Capsulas de Carreño

Cosas del proceso de «construcción».. Por Gilberto Maldonado Bonilla.


Por Gilberto Maldonado Bonilla.

 

 

*La crisis en Atlético Nacional no de mentalidad. Es el dominio de lo ideológico sobre lo instintivo.

 

En el fútbol profesional colombiano no hay equipos de categoría. La aparente diferencia entre los equipos llamados «grandes» y los equipos llamados «chicos» no es más que la diferencia determinada por la tradición o cierto peso de la estructura económica de los equipos.

Ahora, los equipos «grandes» han devenido en equipos camaleones: se convierten en el reflejo del rival que tienen al frente. Referencia de equipo camaleón por excelencia es el Atlético Nacional.

Partidos aceptables frente a rivales como Santa Fe, Deportivo Cali y América has sido antesala a partidos de dudosa conducta futbolística frente a rivales como Deportivo Pereira, Bucaramanga y Alianza Petrolera. En el primero y último de los casos citados, el resultado maquilla el comportamiento camaleonesco del equipo verdolaga. Frente a Atlético Bucaramanga se pago bien caro eso de querer perder: el desastroso comportamiento futbolístico se plasmó en el resultado en contra.

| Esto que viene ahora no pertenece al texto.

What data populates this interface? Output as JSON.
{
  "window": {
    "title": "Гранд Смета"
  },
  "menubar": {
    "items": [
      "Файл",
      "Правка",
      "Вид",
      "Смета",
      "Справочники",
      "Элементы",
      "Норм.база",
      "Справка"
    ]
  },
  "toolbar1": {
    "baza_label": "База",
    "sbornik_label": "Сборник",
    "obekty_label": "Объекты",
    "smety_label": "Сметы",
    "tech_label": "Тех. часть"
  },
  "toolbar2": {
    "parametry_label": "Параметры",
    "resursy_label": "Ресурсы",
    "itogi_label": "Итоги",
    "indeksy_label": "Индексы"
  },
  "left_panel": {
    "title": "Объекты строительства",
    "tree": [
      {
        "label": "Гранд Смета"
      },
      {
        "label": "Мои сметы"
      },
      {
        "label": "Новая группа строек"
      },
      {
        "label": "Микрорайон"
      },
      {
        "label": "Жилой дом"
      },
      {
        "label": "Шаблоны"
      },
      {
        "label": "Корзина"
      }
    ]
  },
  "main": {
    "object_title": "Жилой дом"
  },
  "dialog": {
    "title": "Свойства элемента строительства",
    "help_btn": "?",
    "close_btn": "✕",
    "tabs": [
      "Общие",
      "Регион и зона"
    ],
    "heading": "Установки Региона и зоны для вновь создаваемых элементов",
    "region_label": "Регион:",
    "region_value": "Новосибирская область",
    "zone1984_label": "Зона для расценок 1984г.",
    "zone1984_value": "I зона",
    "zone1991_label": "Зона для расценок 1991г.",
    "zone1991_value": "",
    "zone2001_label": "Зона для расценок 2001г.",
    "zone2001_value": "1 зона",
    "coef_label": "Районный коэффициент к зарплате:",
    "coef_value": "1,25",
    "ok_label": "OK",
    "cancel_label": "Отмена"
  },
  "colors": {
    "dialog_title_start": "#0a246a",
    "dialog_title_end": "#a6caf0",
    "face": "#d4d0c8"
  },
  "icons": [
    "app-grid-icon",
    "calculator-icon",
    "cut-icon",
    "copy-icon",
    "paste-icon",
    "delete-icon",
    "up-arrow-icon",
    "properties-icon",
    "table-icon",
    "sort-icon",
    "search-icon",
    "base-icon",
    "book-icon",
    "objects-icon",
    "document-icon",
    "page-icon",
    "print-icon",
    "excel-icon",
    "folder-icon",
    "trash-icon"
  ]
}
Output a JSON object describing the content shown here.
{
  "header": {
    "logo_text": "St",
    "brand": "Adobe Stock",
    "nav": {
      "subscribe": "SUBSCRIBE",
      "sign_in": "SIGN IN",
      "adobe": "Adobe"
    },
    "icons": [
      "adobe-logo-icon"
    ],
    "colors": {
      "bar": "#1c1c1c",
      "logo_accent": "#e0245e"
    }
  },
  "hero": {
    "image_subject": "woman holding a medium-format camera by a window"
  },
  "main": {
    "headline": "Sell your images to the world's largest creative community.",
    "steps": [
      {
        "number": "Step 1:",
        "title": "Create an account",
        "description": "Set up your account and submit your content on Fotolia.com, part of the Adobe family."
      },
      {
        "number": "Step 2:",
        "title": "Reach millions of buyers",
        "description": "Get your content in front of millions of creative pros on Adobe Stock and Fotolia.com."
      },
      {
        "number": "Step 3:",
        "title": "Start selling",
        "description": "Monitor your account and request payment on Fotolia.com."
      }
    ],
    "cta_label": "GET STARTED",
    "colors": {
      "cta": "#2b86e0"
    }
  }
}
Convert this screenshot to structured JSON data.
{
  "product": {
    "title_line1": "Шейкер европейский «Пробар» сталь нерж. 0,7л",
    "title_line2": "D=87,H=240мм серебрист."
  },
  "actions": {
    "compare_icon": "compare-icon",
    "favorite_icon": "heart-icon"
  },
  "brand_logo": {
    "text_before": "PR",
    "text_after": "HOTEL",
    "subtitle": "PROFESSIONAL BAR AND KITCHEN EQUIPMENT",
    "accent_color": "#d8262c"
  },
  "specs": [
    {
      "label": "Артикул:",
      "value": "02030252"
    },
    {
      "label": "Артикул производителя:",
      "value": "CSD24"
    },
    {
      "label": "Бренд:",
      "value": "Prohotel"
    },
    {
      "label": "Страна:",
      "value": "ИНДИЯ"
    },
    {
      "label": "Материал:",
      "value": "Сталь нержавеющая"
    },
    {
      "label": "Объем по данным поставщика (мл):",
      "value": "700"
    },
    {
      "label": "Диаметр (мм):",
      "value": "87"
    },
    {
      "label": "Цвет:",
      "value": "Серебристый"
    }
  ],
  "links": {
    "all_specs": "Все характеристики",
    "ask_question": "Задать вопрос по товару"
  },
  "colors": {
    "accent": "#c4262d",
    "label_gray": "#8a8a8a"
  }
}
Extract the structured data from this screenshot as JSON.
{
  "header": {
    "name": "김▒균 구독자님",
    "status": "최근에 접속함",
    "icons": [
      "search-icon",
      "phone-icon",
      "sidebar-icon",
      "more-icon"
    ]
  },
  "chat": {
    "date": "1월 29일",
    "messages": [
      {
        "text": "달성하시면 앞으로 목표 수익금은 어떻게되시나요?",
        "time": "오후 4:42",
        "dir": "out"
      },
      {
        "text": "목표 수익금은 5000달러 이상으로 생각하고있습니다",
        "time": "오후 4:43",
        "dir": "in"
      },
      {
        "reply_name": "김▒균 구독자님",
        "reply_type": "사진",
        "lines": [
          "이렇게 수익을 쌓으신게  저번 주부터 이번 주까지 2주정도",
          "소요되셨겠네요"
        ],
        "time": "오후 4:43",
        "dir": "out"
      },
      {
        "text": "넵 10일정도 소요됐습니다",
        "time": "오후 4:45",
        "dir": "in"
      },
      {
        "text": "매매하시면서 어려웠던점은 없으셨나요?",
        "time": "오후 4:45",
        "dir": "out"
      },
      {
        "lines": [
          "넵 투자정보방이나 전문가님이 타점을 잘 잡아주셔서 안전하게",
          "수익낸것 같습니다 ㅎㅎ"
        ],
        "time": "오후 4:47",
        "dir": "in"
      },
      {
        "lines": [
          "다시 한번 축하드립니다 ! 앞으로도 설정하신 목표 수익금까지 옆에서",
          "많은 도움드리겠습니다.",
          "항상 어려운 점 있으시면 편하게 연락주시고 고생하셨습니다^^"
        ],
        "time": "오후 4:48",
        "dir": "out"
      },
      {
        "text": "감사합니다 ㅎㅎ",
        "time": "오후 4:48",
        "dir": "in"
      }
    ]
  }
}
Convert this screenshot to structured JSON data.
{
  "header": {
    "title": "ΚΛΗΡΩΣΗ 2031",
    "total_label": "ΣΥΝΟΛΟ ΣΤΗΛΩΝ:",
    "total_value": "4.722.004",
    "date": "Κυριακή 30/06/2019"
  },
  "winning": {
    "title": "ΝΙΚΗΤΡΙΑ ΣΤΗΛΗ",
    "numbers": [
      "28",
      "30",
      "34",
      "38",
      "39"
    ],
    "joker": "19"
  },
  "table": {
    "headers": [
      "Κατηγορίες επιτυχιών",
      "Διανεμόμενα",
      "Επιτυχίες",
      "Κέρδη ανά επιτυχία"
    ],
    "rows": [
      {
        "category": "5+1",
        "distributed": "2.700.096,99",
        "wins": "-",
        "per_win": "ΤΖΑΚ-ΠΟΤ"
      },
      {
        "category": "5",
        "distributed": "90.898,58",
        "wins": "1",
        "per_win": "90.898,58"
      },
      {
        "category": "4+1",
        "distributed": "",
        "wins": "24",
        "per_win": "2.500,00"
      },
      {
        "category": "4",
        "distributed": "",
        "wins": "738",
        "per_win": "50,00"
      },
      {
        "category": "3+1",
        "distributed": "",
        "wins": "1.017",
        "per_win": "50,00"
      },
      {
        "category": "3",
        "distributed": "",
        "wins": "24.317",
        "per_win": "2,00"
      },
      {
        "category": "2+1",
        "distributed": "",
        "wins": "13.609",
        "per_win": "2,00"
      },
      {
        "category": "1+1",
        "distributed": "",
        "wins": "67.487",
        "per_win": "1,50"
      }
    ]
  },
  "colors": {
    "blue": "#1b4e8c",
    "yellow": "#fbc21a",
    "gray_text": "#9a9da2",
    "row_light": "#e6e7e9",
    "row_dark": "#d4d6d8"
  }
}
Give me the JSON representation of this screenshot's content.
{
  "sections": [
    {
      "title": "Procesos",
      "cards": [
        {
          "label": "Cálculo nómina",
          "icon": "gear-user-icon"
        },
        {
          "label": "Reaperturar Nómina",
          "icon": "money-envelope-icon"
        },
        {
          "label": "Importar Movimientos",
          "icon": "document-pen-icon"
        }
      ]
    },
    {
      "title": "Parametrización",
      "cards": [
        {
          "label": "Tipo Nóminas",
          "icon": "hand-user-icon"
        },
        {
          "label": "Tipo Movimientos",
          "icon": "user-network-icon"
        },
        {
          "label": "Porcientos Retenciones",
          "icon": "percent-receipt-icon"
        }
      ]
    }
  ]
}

Frente a Águilas Doradas pareciera que el partido duró cuarenta segundos dentro de los cuales se dio el debut en las redes del juvenil Tomás Ángel. Luego los tres tiros en los palos que dan la falsa imagen de un buen comportamiento deportivo.

No se puede hablar de equipos de categoría en Colombia; porque la categoría implica mantener lo bueno y la corrección sistemática de lo malo en el quehacer histórico.

No se puede hablar de equipos de categoría cuando los equipos juegan medianamente al fútbol hasta que se encuentran un gol. Ahí terminan en la mayoría de los casos los partidos. Empieza la administración de la miseria. El resultadismo y el conformismo en toda su crudeza.

Por eso el fútbol profesional colombiano muestra una gran decadencia. Es un producto defectuoso y sin posibilidades de mejorar. Las condiciones económicas agravadas por la pandemia (los dirigentes priorizaron lo económico sobre lo deportivo) y el resultado es la industrialización draconiana de los equipos. Léase, reducción de los costos del recurso humano y la dudosa calidad de éste.

La crisis en Atlético Nacional no es asunto de genética y que sea un «equipo en construcción». Es la crisis de la mentalidad. Es el dominio de lo ideológico sobre lo instintivo.